Weir increases its 2014 full year dividend by 5%
  • Strong constant currency growth in 2014: results in line with expectations.
  • 14% increase in aftermarket orders and revenues. Aftermarket 67% of orders, up from 64% last year.
  • Innovation: New products driving growth;
    • Comminution and premium fluid end input of £105m;
    • R&D up 15%.
  • Collaboration: Second global customer agreement secured with major mining house.
  • Value Chain Excellence:
    • £46m in procurement savings achieved in 2014;
    • £35m savings programme announced in November, will deliver £20m of savings in 2015;
    • Additional Oil & Gas measures: in total 22% reduction in the division's North American workforce.

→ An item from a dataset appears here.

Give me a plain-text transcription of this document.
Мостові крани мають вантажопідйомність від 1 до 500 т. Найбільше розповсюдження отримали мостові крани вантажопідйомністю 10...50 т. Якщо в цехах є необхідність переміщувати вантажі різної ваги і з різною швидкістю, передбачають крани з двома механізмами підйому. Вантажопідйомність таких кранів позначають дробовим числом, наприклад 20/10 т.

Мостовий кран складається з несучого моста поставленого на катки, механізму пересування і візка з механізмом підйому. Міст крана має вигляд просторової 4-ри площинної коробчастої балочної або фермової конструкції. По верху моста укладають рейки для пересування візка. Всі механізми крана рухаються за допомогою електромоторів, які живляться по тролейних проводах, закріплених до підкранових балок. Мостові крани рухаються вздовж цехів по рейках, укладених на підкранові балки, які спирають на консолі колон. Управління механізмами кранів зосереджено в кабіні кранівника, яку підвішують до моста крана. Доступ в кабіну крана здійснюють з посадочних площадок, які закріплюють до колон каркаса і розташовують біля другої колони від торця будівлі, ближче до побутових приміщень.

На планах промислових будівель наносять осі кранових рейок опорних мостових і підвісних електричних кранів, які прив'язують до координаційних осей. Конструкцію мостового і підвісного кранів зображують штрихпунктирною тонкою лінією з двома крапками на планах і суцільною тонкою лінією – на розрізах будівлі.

  • Global Capability: Trio acquisition strengthening presence in Chinese mining markets and US aggregates.
  • Total exceptional costs of £212m: Primarily in relation to £49m of efficiency review costs and the non-cash £160m oil price driven impairment of Pressure Control goodwill.

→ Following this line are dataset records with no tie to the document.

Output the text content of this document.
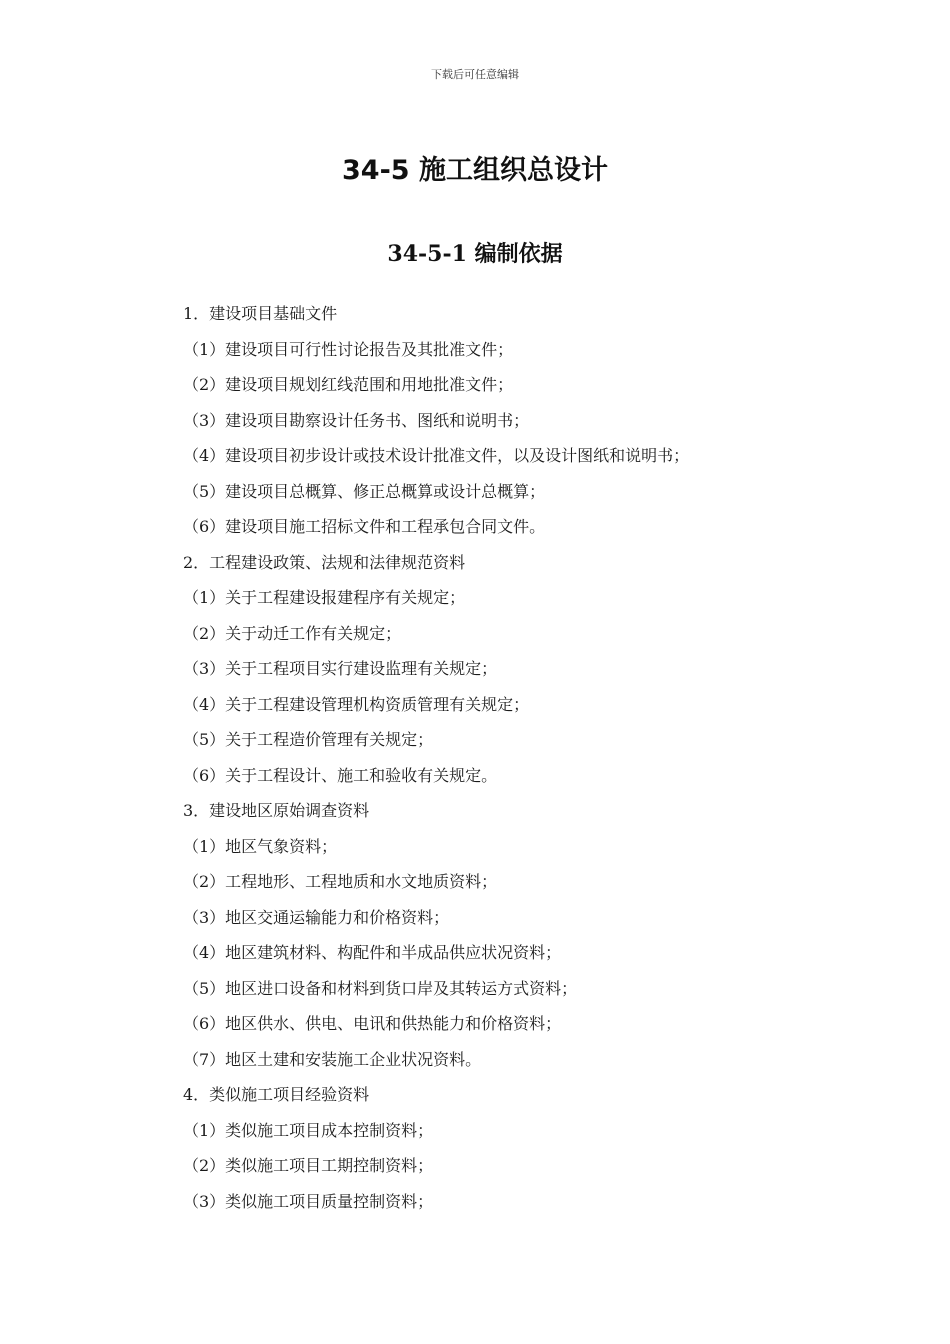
下载后可任意编辑
34-5 施工组织总设计
34-5-1 编制依据
1．建设项目基础文件
（1）建设项目可行性讨论报告及其批准文件；
（2）建设项目规划红线范围和用地批准文件；
（3）建设项目勘察设计任务书、图纸和说明书；
（4）建设项目初步设计或技术设计批准文件，以及设计图纸和说明书；
（5）建设项目总概算、修正总概算或设计总概算；
（6）建设项目施工招标文件和工程承包合同文件。
2．工程建设政策、法规和法律规范资料
（1）关于工程建设报建程序有关规定；
（2）关于动迁工作有关规定；
（3）关于工程项目实行建设监理有关规定；
（4）关于工程建设管理机构资质管理有关规定；
（5）关于工程造价管理有关规定；
（6）关于工程设计、施工和验收有关规定。
3．建设地区原始调查资料
（1）地区气象资料；
（2）工程地形、工程地质和水文地质资料；
（3）地区交通运输能力和价格资料；
（4）地区建筑材料、构配件和半成品供应状况资料；
（5）地区进口设备和材料到货口岸及其转运方式资料；
（6）地区供水、供电、电讯和供热能力和价格资料；
（7）地区土建和安装施工企业状况资料。
4．类似施工项目经验资料
（1）类似施工项目成本控制资料；
（2）类似施工项目工期控制资料；
（3）类似施工项目质量控制资料；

Continuing Operations 2014 2013 Reported
Growth
Constant
Currency1
Order input £2,473m £2,274m - +9%
Revenue £2,438m £2,430m 0% +9%
Operating profit £450m £467m -4% +5%
Operating margin 18.4% 19.2% -80bps -70bps
Profit before tax £409m £418m -2% +7%
Cash from operations £421m £474m -11% -
Earnings per share 141.3p 145.4p -3% -
Dividend per share 44.0p 42.0p +5% -
Return on Capital Employed3 18.1% 17.5% - +60bps
Net debt £861m £747m -£114m -

Keith Cochrane, Chief Executive, commented:

"2014 demonstrated the strength of Weir's strategy and aftermarket-focused business model as we captured good growth opportunities in fast changing markets. Significant progress was made in developing new products, working in partnership with customers, expanding into new markets through the acquisition of Trio, and streamlining our operations to maintain cost competitiveness."

"In terms of outlook for 2015, we will continue to make progress in delivering our strategy while responding to market conditions as they evolve. The Group has already acted following steep price declines in key commodities, particularly oil, taking additional measures to reduce operating costs."

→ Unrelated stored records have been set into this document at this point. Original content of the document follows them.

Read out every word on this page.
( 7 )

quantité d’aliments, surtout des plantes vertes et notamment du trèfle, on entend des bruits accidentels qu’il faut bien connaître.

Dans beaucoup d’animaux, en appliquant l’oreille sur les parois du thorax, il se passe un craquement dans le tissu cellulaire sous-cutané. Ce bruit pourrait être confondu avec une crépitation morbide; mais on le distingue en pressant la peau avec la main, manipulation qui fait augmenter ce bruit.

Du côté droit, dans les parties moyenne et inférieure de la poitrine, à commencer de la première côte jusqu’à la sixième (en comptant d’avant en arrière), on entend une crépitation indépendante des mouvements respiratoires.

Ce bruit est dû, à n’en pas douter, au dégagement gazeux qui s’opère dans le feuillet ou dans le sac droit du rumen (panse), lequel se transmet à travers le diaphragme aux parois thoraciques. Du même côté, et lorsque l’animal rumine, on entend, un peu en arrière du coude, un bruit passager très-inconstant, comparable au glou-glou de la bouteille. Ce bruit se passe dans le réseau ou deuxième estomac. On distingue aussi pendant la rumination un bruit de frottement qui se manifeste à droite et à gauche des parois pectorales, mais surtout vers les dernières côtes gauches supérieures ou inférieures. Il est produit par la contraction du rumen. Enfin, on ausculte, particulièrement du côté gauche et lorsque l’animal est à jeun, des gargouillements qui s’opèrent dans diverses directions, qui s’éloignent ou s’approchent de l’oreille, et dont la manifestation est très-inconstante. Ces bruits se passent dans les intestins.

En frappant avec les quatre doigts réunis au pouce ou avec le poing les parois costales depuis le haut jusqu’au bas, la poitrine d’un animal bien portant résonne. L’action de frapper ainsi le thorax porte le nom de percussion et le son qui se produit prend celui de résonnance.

"While visibility in oil and gas remains limited, it is clear that the Group's strategic progress and cost initiatives will only partly offset the impact of a substantial reduction in demand and the associated pricing pressure. As a result we are planning for a significant reduction in constant currency Group revenues and lower operating margins in 2015. However, we will continue to invest in extending the Group's global leadership positions and increasing market share, supported by a strong balance sheet and the cash generative nature of the Group."